2. The depressed response: An outside event cannot make you depressed unless you respond in a certain way. People who are depressed learned long ago to have the following responses when something goes wrong:

It's my fault.

I'm not good enough.

Nothing will work out.

I knew things would go wrong.

I can't do anything about it.

It was just a matter of time.

When a child has this response because something goes wrong, it can make sense. Small children have little control over their lives; they are weak and vulnerable. An unloving parent can create any of these responses, and so can a disastrous family event like a death.

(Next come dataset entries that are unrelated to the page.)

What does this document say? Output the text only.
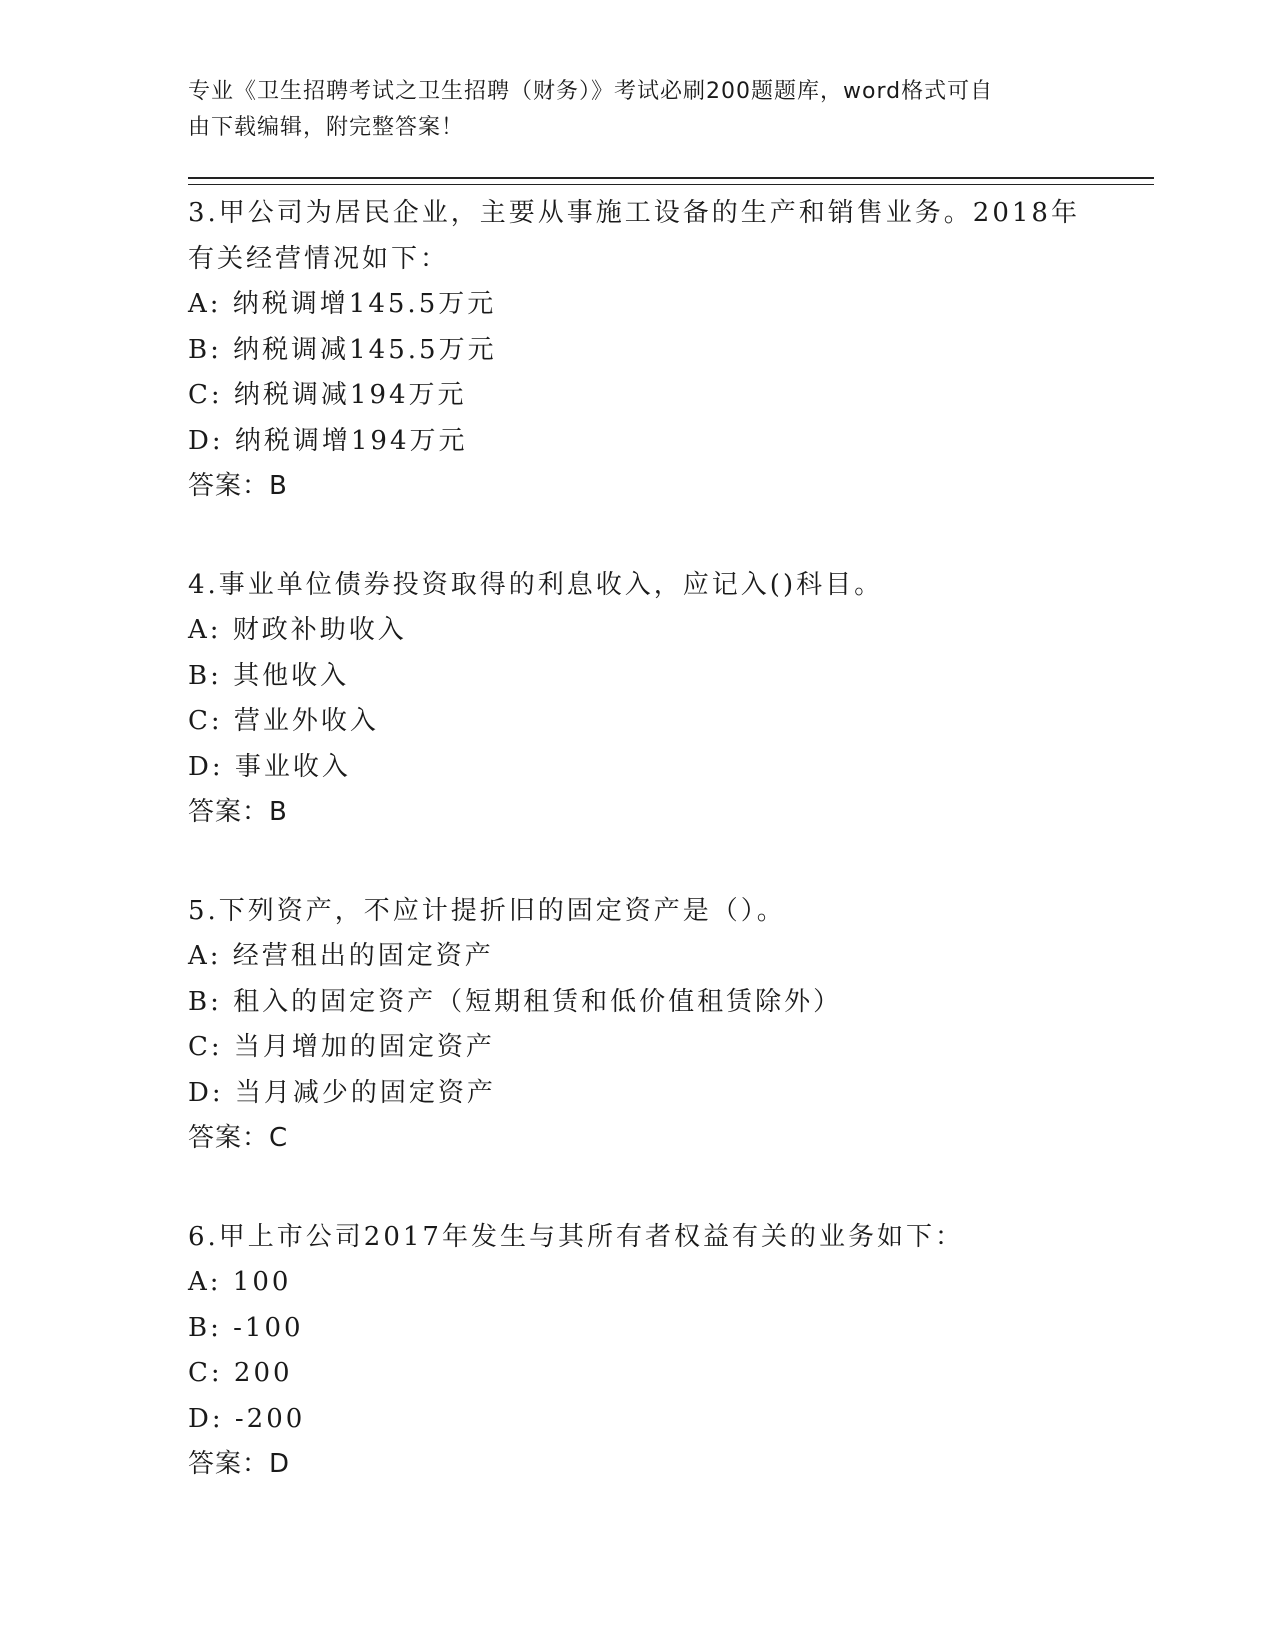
专业《卫生招聘考试之卫生招聘（财务）》考试必刷200题题库，word格式可自
由下载编辑，附完整答案！

3.甲公司为居民企业，主要从事施工设备的生产和销售业务。2018年

有关经营情况如下：

A: 纳税调增145.5万元

B: 纳税调减145.5万元

C: 纳税调减194万元

D: 纳税调增194万元

答案：B

4.事业单位债券投资取得的利息收入，应记入()科目。

A: 财政补助收入

B: 其他收入

C: 营业外收入

D: 事业收入

答案：B

5.下列资产，不应计提折旧的固定资产是（）。

A: 经营租出的固定资产

B: 租入的固定资产（短期租赁和低价值租赁除外）

C: 当月增加的固定资产

D: 当月减少的固定资产

答案：C

6.甲上市公司2017年发生与其所有者权益有关的业务如下：

A: 100

B: -100

C: 200

D: -200

答案：D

But if you have these responses when you are grown up, the past is undermining the present.

3. The habit of being depressed: Once you start having a depressed response, it reinforces the next response. Did your first boyfriend dump you? Then it's natural to fear that the second one might, also. For some people this fear is minor, but for others it looms large. They keep having depressed responses, and after a while these turn into a habit.

Once it turns into a habit, depressed people no longer need an outside trigger. They are depressed about being depressed. A gray film coats everything; optimism is impossible. This defeated state tells us that the brain has formed fixed pathways. A small incident like a flat tire or a bounced check leaves no room for deciding, "Is this going to bother me or not?" Instead, the depressed response is already wired in. Depressed people can even feel sad about good events (they are always waiting for the other shoe to drop) because they are trapped in the habit of depression at the brain level.